Ann Howells

As the Crow Flies

Crows commandeer the lawn,
flap and flutter, pull darkness
about sloped shoulders,

skulk toward the orchard,
grow drunk on windfall cherries.
They are quick
to take offense. Argumentative.
Insolent. Formed of black light.
Jailhouse tattoos lie beneath

slick feathers. Jaundiced eyes
perceive weakness. Scabrous voices
vibrate bone. Skin
prickles as obsidian feathers
sprout beneath khaki shirts, voices
grow hoarse. See how

our sleek backs diffuse light,
how we hop and preen? Veiled
by night’s dark hair, we watch Venus

teeter the ragged tree line.

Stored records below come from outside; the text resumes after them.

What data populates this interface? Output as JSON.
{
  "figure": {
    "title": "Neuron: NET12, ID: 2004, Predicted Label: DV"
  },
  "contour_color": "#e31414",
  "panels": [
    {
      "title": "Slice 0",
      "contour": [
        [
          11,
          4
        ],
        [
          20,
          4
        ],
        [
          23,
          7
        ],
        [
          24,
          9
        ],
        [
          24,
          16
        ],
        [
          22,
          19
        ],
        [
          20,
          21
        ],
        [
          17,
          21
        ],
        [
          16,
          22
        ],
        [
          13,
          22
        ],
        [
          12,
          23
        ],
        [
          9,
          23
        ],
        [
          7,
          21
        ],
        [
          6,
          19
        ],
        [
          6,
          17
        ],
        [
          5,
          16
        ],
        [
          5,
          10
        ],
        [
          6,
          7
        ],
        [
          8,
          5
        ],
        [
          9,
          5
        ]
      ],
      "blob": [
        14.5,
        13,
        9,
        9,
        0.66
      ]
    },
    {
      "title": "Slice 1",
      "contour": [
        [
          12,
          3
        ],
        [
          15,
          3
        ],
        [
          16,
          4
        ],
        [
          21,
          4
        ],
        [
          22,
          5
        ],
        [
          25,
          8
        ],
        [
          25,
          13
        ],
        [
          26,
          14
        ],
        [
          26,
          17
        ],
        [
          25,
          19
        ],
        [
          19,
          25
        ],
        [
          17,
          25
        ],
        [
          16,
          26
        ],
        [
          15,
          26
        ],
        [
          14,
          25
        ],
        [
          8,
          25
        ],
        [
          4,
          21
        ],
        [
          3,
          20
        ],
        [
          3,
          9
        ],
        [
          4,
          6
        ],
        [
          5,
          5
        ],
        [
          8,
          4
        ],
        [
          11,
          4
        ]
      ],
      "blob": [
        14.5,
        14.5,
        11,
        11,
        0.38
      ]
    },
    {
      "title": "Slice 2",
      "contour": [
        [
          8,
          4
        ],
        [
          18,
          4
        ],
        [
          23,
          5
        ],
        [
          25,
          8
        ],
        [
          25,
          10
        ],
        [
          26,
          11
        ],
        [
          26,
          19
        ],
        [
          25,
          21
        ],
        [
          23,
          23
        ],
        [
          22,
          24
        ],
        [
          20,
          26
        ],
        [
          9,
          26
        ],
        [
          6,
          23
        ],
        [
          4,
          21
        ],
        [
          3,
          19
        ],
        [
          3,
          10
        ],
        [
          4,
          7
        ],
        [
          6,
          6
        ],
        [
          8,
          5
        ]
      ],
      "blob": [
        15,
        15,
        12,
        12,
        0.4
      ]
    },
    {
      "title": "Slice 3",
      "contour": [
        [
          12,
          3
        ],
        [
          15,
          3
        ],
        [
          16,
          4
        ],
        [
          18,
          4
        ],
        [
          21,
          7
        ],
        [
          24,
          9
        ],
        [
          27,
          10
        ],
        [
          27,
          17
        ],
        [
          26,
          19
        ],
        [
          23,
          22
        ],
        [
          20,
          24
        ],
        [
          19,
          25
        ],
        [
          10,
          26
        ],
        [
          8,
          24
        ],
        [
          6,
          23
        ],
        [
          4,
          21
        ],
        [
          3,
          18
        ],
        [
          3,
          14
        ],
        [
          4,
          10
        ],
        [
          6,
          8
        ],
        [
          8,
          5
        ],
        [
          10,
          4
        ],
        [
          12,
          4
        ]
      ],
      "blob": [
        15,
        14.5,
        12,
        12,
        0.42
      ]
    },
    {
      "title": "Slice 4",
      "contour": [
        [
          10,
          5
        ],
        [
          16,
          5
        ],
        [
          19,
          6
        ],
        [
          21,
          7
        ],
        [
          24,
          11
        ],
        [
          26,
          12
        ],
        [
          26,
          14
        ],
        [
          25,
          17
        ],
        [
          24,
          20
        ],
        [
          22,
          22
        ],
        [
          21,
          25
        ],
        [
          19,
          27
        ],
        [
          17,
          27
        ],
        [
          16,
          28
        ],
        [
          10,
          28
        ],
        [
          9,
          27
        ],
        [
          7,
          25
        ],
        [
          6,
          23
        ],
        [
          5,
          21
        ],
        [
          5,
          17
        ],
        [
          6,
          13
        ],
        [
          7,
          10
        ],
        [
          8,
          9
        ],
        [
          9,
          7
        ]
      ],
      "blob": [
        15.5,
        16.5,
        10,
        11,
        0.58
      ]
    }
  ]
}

Regret
glistens like white pebbles
beneath the waning moon.

 


Ann Howells, of Dallas, Texas, edited Illya’s Honey for eighteen years. Her books are: Under a Lone Star (Village Books, 2016) and a D/FW anthology she edited, Cattlemen & Cadillacs (Dallas Poets Community, 2016). One of her chapbooks, Softly Beating Wings (Blackbead, 2017), was published as winner of the William D. Barney Chapbook Contest. Her latest collection, So Long As We Speak Their Names, poems centered around the Chesapeake Bay and those who harvest her, will be released in July from Bowen Books. Recent work has appeared in Chiron Review, I-70 Review, Paddock Review, San Pedro River Review, and The Langdon Review of the Arts in Texas. Ann has received seven Pushcart nominations.